Finaliste du prix Émile Nelligan

Charles Dionne,
D’espoir de mourir maigre,
Les éditions de La Tournure – Coop de solidarité
2013

Étienne Lalonde,
Vivier, Claude,
Les Herbes rouges
2013

Cofondateur de Poème sale, Charles Dionne poursuit actuellement une maîtrise en enseignement. Il a publié son premier recueil de poésie, D’espoir de mourir maigre, en mai 2013 aux éditions de La Tournure.

Commentaire du jury

Parce qu’il est un espace occupé par des voix puissantes, le poème qui s’imprègne des matières de l’urbanité et des imaginaires de la transgression présente une matière dangereuse. À la suite des Vaniers, Desbiens, Yvon et Ginsberg, arriver à proposer une manière personnelle d’aborder cet espace du poème sale demande une rigueur, une connaissance et une lucidité d’écriture peu commune. D’espoir de mourir maigre démontre admirablement qu’il y a de l’espace à la suite des géants, des emplacements où la terre est encore à prendre. Ce livre propose que le salut ne relève pas d’un art du pastiche, mais de la pleine reconnaissance des œuvres en place et de la certitude que la synthèse ne suffit pas. Avec une vive inventivité verbale traversant les malheurs ordinaires pour « rythmer d’inspiration les images muettes », avec ses procédés de répétition et ses réflexes sériels pour saisir le sentiment d’une Amérique, Charles Dionne affirme brillamment son désir de dire le réel immédiat, s’en servant comme espace transitoire afin de le transformer en expérience limite à la fois rude et lumineuse « pour que mourir soit charnel », pour transfigurer les rébellions triviales.

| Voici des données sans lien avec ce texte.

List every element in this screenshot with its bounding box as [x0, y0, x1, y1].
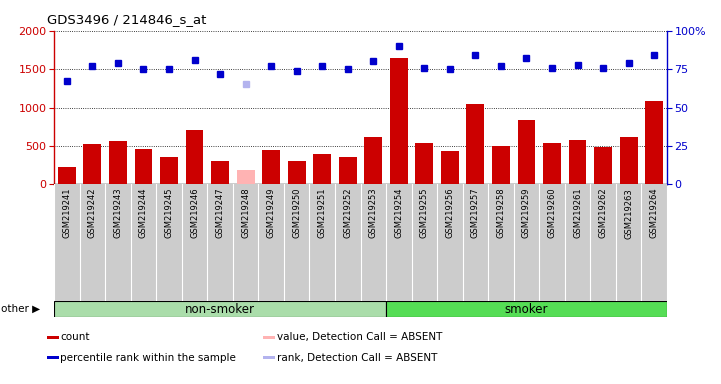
Bar [47, 336, 58, 339]
Text: GSM219245: GSM219245 [164, 188, 174, 238]
Text: GSM219254: GSM219254 [394, 188, 403, 238]
Bar [54, 301, 386, 317]
Bar [58, 167, 76, 184]
Bar [313, 154, 331, 184]
Text: GSM219253: GSM219253 [368, 188, 378, 238]
Bar [390, 58, 408, 184]
Text: GSM219246: GSM219246 [190, 188, 199, 238]
Text: GSM219242: GSM219242 [88, 188, 97, 238]
Bar [84, 144, 102, 184]
Text: GSM219248: GSM219248 [241, 188, 250, 238]
Text: GSM219255: GSM219255 [420, 188, 429, 238]
Bar [262, 150, 280, 184]
Text: other ▶: other ▶ [1, 304, 40, 314]
Bar [645, 101, 663, 184]
Text: percentile rank within the sample: percentile rank within the sample [61, 353, 236, 362]
Text: GSM219263: GSM219263 [624, 188, 633, 238]
Bar [364, 137, 382, 184]
Bar [415, 143, 433, 184]
Bar [543, 143, 561, 184]
Text: GSM219260: GSM219260 [547, 188, 557, 238]
Bar [441, 151, 459, 184]
Text: GSM219261: GSM219261 [573, 188, 582, 238]
Bar [594, 147, 612, 184]
Text: GSM219247: GSM219247 [216, 188, 224, 238]
Text: GDS3496 / 214846_s_at: GDS3496 / 214846_s_at [47, 13, 206, 26]
Text: GSM219259: GSM219259 [522, 188, 531, 238]
Text: smoker: smoker [505, 303, 548, 316]
Bar [211, 161, 229, 184]
Bar [47, 356, 58, 359]
Bar [386, 301, 667, 317]
Text: rank, Detection Call = ABSENT: rank, Detection Call = ABSENT [277, 353, 437, 362]
Text: GSM219262: GSM219262 [598, 188, 608, 238]
Bar [619, 137, 637, 184]
Bar [185, 130, 203, 184]
Bar [160, 157, 178, 184]
Bar [492, 146, 510, 184]
Text: count: count [61, 332, 90, 342]
Text: GSM219251: GSM219251 [318, 188, 327, 238]
Text: GSM219250: GSM219250 [292, 188, 301, 238]
Bar [569, 140, 586, 184]
Bar [109, 141, 127, 184]
Bar [263, 336, 275, 339]
Text: GSM219258: GSM219258 [497, 188, 505, 238]
Text: GSM219256: GSM219256 [446, 188, 454, 238]
Bar [288, 161, 306, 184]
Bar [135, 149, 152, 184]
Text: GSM219264: GSM219264 [650, 188, 659, 238]
Text: GSM219257: GSM219257 [471, 188, 480, 238]
Text: GSM219243: GSM219243 [113, 188, 123, 238]
Bar [466, 104, 485, 184]
Text: value, Detection Call = ABSENT: value, Detection Call = ABSENT [277, 332, 442, 342]
Text: GSM219241: GSM219241 [62, 188, 71, 238]
Text: GSM219252: GSM219252 [343, 188, 353, 238]
Bar [518, 120, 536, 184]
Text: non-smoker: non-smoker [185, 303, 255, 316]
Text: GSM219249: GSM219249 [267, 188, 275, 238]
Bar [236, 170, 255, 184]
Bar [339, 157, 357, 184]
Text: GSM219244: GSM219244 [139, 188, 148, 238]
Bar [263, 356, 275, 359]
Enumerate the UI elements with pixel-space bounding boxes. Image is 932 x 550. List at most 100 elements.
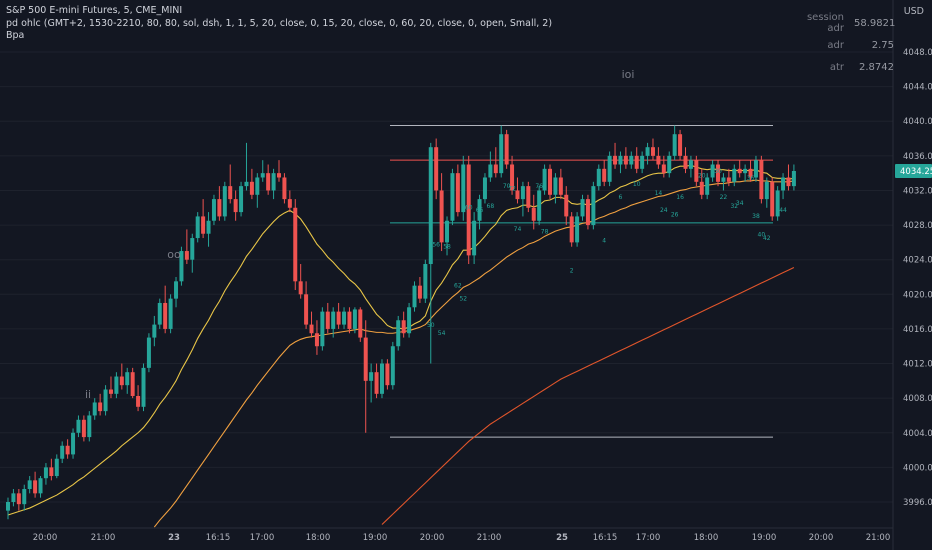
candle-down[interactable] [434, 138, 439, 200]
candle-down[interactable] [287, 190, 292, 213]
candle-up[interactable] [195, 212, 200, 243]
candle-down[interactable] [314, 320, 319, 355]
candle-down[interactable] [504, 129, 509, 169]
candle-up[interactable] [379, 359, 384, 399]
candle-up[interactable] [472, 212, 477, 265]
candle-up[interactable] [190, 233, 195, 273]
candle-up[interactable] [103, 385, 108, 416]
candle-up[interactable] [423, 259, 428, 303]
candle-down[interactable] [65, 439, 70, 459]
candle-up[interactable] [781, 173, 786, 200]
candle-down[interactable] [358, 307, 363, 342]
candle-up[interactable] [721, 173, 726, 191]
candle-down[interactable] [293, 199, 298, 290]
candle-up[interactable] [146, 333, 151, 373]
candle-down[interactable] [325, 302, 330, 334]
candle-down[interactable] [770, 177, 775, 221]
candle-down[interactable] [266, 164, 271, 195]
candle-down[interactable] [548, 164, 552, 200]
candle-up[interactable] [320, 307, 325, 351]
candle-down[interactable] [163, 285, 168, 334]
candle-down[interactable] [298, 264, 303, 299]
candle-up[interactable] [92, 398, 97, 420]
candle-down[interactable] [439, 173, 444, 252]
candle-down[interactable] [564, 186, 569, 226]
candle-up[interactable] [629, 151, 634, 169]
candle-down[interactable] [510, 155, 515, 195]
candle-down[interactable] [634, 147, 639, 174]
candle-up[interactable] [255, 173, 260, 208]
candle-down[interactable] [217, 186, 222, 221]
candle-up[interactable] [352, 307, 357, 334]
candle-down[interactable] [304, 281, 309, 329]
candle-up[interactable] [43, 463, 48, 485]
candle-down[interactable] [374, 363, 379, 399]
candle-down[interactable] [526, 181, 531, 213]
candle-up[interactable] [499, 125, 504, 178]
indicator-bpa[interactable]: Bpa [6, 30, 25, 41]
candle-down[interactable] [678, 129, 683, 161]
candle-up[interactable] [705, 173, 710, 200]
candle-up[interactable] [168, 294, 173, 334]
candle-down[interactable] [108, 376, 113, 399]
candle-up[interactable] [645, 142, 650, 165]
candle-up[interactable] [710, 160, 715, 182]
candle-up[interactable] [618, 151, 623, 174]
candle-up[interactable] [607, 151, 612, 187]
candle-down[interactable] [585, 194, 590, 230]
candle-down[interactable] [515, 177, 520, 204]
candle-up[interactable] [428, 142, 433, 364]
candle-down[interactable] [694, 155, 699, 187]
candle-down[interactable] [737, 160, 742, 178]
candle-down[interactable] [184, 229, 189, 265]
candle-down[interactable] [466, 155, 471, 265]
candle-up[interactable] [580, 194, 585, 221]
candle-down[interactable] [33, 471, 38, 498]
candle-up[interactable] [11, 489, 16, 507]
candle-down[interactable] [558, 168, 563, 200]
candle-up[interactable] [239, 181, 244, 217]
candle-down[interactable] [282, 173, 287, 204]
candle-down[interactable] [493, 147, 498, 178]
candle-up[interactable] [412, 281, 417, 312]
candle-up[interactable] [76, 415, 81, 438]
candle-down[interactable] [656, 147, 661, 169]
candle-down[interactable] [385, 359, 390, 390]
candle-up[interactable] [71, 428, 76, 459]
candle-up[interactable] [640, 151, 645, 174]
candle-up[interactable] [157, 298, 162, 329]
candle-up[interactable] [764, 177, 769, 208]
candle-down[interactable] [613, 142, 618, 169]
candle-down[interactable] [336, 302, 341, 329]
candle-down[interactable] [347, 307, 352, 334]
candle-up[interactable] [179, 246, 184, 286]
candle-down[interactable] [683, 147, 688, 174]
candle-up[interactable] [87, 411, 92, 442]
candle-up[interactable] [450, 168, 455, 226]
candle-up[interactable] [596, 164, 601, 191]
candle-down[interactable] [136, 385, 141, 412]
candle-up[interactable] [369, 363, 374, 403]
candle-up[interactable] [461, 155, 466, 221]
candle-down[interactable] [98, 393, 103, 416]
candle-down[interactable] [309, 311, 314, 338]
candle-up[interactable] [114, 372, 119, 399]
candle-up[interactable] [743, 164, 748, 182]
candle-up[interactable] [396, 315, 401, 351]
candle-down[interactable] [130, 367, 135, 399]
candle-up[interactable] [244, 142, 249, 191]
candle-down[interactable] [699, 168, 704, 200]
candle-up[interactable] [667, 151, 672, 178]
candle-up[interactable] [27, 476, 32, 494]
candle-down[interactable] [233, 190, 238, 221]
candle-down[interactable] [748, 160, 753, 182]
candle-down[interactable] [716, 160, 721, 187]
candle-down[interactable] [417, 277, 422, 303]
candle-up[interactable] [152, 315, 157, 347]
candle-up[interactable] [482, 173, 487, 204]
candle-down[interactable] [363, 320, 368, 433]
candle-down[interactable] [455, 164, 460, 217]
candle-up[interactable] [206, 212, 211, 247]
candle-down[interactable] [759, 155, 764, 204]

Étienne Lalonde est né à Montréal en 1979. Il a fait paraître six ouvrages, parmi lesquels Histoires naturelles (Prix Félix-Leclerc de la poésie 2011), Devenir vieux et Chemins mal éclairés, tous unanimement salués par la critique. Écrivain en résidence au Studio du Québec à New York en 2012, il représente régulièrement le Québec dans des festivals littéraires internationaux, notamment en Russie, en Inde et au Danemark. En janvier 2014, 21 courtes pièces sur des textes d’Étienne Lalonde, du compositeur André Hamel, remportait le prix de la création de l’année aux 17es Prix Opus du Conseil québécois de la musique.

Commentaire du jury 

Si les livres de poèmes de nature biographiques sont d’une grande rareté, c’est qu’ils présentent l’apparence d’un contre-emploi, comme si la poésie devait démissionner devant la richesse du récit réel. Vivier, Claude donne à voir l’existence d’un homme par un continuum d’expériences aveugles, présentées comme une série d’angles morts où l’indicible et l’infigurable tissent une réalité intime, incarnée dans une sensibilité à la fois profonde, sincère et bouleversante. Avec une maîtrise sidérante, Étienne Lalonde alterne la prose et le vers de manière organique, comme s’il s’agissait d’une histoire naturelle, de l’unique manière de s’approprier la matière dense que représente le distillat du vécu du compositeur Claude Vivier. Sans jamais se laisser écraser par cette matière, Lalonde offre des images claires et nuancées, traversées par l’exigence de l’énigme, sans tomber dans le cryptique; un jeu d’équilibre où « demain ne respire pas », une œuvre riche qui témoigne de la nécessité et de la force du poème. Si le je et le tu du poème sont ceux d’un autre, ceux d’Étienne Lalonde portent un nom et les traces d’une mémoire, celle de Vivier, Claude, dont le portrait sensible prend tout son sens dans l’évocation et la beauté des silences nécessaires.